Hannibal arrived in Siracusa in 213 BC. The following year Siracusa fell under Roman control. During the attack on Siracusa the great mathematician and physicist Archimedes was killed. Siracusa’s influence in Sicilian affairs was at an end. The Romans began to rebuild Sicily after its fall. Agriculture thrived under Rome’s policy. Carthaginian involvement in Sicily was at an end.
However, Rome’s regeneration policy was highly selective. The Greek city of Selinunte was never revived and nor was Drepanon. Segesta and Erice fared well due to their alleged foundation by refugees from the Trojan War. Both Selinunte and Drepanon had been cities allied to Carthage, although neither had a choice. However, Segesta’s alliance with Carthage that had resulted in the Greek city falling under Carthaginian control was forgiven and forgotten.

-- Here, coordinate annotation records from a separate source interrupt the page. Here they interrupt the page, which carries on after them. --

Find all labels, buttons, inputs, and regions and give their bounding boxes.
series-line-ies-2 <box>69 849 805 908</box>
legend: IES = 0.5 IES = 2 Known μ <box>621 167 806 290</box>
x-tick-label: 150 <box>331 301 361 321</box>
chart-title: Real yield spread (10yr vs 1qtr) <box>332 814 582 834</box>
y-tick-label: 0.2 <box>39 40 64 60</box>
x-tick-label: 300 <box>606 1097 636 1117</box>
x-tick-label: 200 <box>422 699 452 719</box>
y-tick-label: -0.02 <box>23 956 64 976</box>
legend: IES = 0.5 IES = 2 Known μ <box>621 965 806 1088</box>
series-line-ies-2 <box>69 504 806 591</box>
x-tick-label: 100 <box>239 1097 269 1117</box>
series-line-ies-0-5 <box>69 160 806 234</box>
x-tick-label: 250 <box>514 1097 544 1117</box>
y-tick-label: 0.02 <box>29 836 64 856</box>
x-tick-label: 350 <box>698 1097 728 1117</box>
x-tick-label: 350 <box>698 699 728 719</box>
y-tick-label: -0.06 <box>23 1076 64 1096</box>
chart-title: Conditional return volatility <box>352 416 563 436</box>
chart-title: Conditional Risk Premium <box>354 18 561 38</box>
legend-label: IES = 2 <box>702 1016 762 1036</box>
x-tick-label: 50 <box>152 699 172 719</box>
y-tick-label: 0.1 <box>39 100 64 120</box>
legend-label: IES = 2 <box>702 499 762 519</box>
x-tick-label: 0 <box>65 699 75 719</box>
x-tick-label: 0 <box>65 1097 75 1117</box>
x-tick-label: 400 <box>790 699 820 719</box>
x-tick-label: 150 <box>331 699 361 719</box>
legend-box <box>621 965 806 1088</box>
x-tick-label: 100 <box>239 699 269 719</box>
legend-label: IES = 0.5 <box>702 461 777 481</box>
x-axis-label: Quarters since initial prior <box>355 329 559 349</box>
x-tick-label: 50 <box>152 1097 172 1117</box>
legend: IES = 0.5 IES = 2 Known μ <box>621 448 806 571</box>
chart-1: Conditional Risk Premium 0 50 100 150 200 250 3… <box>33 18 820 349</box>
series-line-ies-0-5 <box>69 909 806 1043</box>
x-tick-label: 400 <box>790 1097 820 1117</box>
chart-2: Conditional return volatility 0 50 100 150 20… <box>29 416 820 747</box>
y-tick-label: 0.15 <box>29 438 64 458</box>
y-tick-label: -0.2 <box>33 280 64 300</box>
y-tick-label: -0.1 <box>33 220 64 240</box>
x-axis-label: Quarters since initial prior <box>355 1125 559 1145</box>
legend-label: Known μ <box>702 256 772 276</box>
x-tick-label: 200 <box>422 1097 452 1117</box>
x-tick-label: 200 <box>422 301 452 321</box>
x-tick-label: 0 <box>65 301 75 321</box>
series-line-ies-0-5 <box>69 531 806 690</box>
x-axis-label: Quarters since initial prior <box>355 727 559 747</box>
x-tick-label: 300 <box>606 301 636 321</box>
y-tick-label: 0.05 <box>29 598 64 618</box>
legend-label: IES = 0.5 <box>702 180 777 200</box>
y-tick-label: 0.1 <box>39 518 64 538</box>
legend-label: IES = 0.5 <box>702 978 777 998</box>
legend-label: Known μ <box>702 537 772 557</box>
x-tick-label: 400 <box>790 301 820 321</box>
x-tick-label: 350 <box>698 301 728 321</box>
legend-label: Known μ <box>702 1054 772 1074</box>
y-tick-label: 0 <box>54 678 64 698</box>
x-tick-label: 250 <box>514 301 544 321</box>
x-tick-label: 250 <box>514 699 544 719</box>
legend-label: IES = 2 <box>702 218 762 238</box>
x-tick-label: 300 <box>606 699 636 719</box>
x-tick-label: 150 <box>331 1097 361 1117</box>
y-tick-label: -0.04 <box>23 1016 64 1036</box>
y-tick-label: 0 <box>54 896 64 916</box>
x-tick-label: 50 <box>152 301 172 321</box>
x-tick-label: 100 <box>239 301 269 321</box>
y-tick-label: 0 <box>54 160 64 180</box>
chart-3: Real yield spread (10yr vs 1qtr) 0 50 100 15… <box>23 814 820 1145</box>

Siracusa too did not benefit as nearby Catina did. And in 202 BC the Second Punic War came to an end with Hannibal’s defeat at the Battle of Zama. Scipio had successfully used Hannibal’s own tactics against him. His grandson would lead Roman forces to victory in the Third Punic War. Carthage would be razed to the ground in 146 BC. Meanwhile, the city-state rivalries continued with new overlords, but rivalries simmered beneath the surface. Sooner or later they would erupt again.
So what has all this history got to do with football? In ancient times disputes or even rivalries between the city-states were settled on the battlefield. Now such rivalries between cities tend not to be resolved by resorting to war, however tempting that might be, but inter-city rivalries and even regional ones persist. They find an outlet in sport – especially the most popular sport in the world.
The tribal nature of sport allows geographic rivalries to thrive. The violence and jingoism of the city-states of the past is expressed in the sometimes violent loyalty to local teams today. And this trend can be seen on a regional basis as well. Marc Zoro says that he gets it everywhere he plays, especially in the north and centre of Italy. This suggests that regionalism plays a part in the abuse that Zoro has had to endure for three years. Zoro, after all plays for a Sicilian team.
1 Rome would not face such peril again until Arminius (Hermann) inflicted a disastrous defeat on Quintilius Varus at Kalkriese in 9 AD in Germany. That defeat cost the Emperor Augustus three legions and led to fears that Arminius would march on Rome itself – a threat that did not materialise as Arminius’ aim was to unite German tribes under his leadership rather than conquer Rome. In 21 AD Arminius was murdered by his own relatives after waging a successful guerrilla war for twelve years.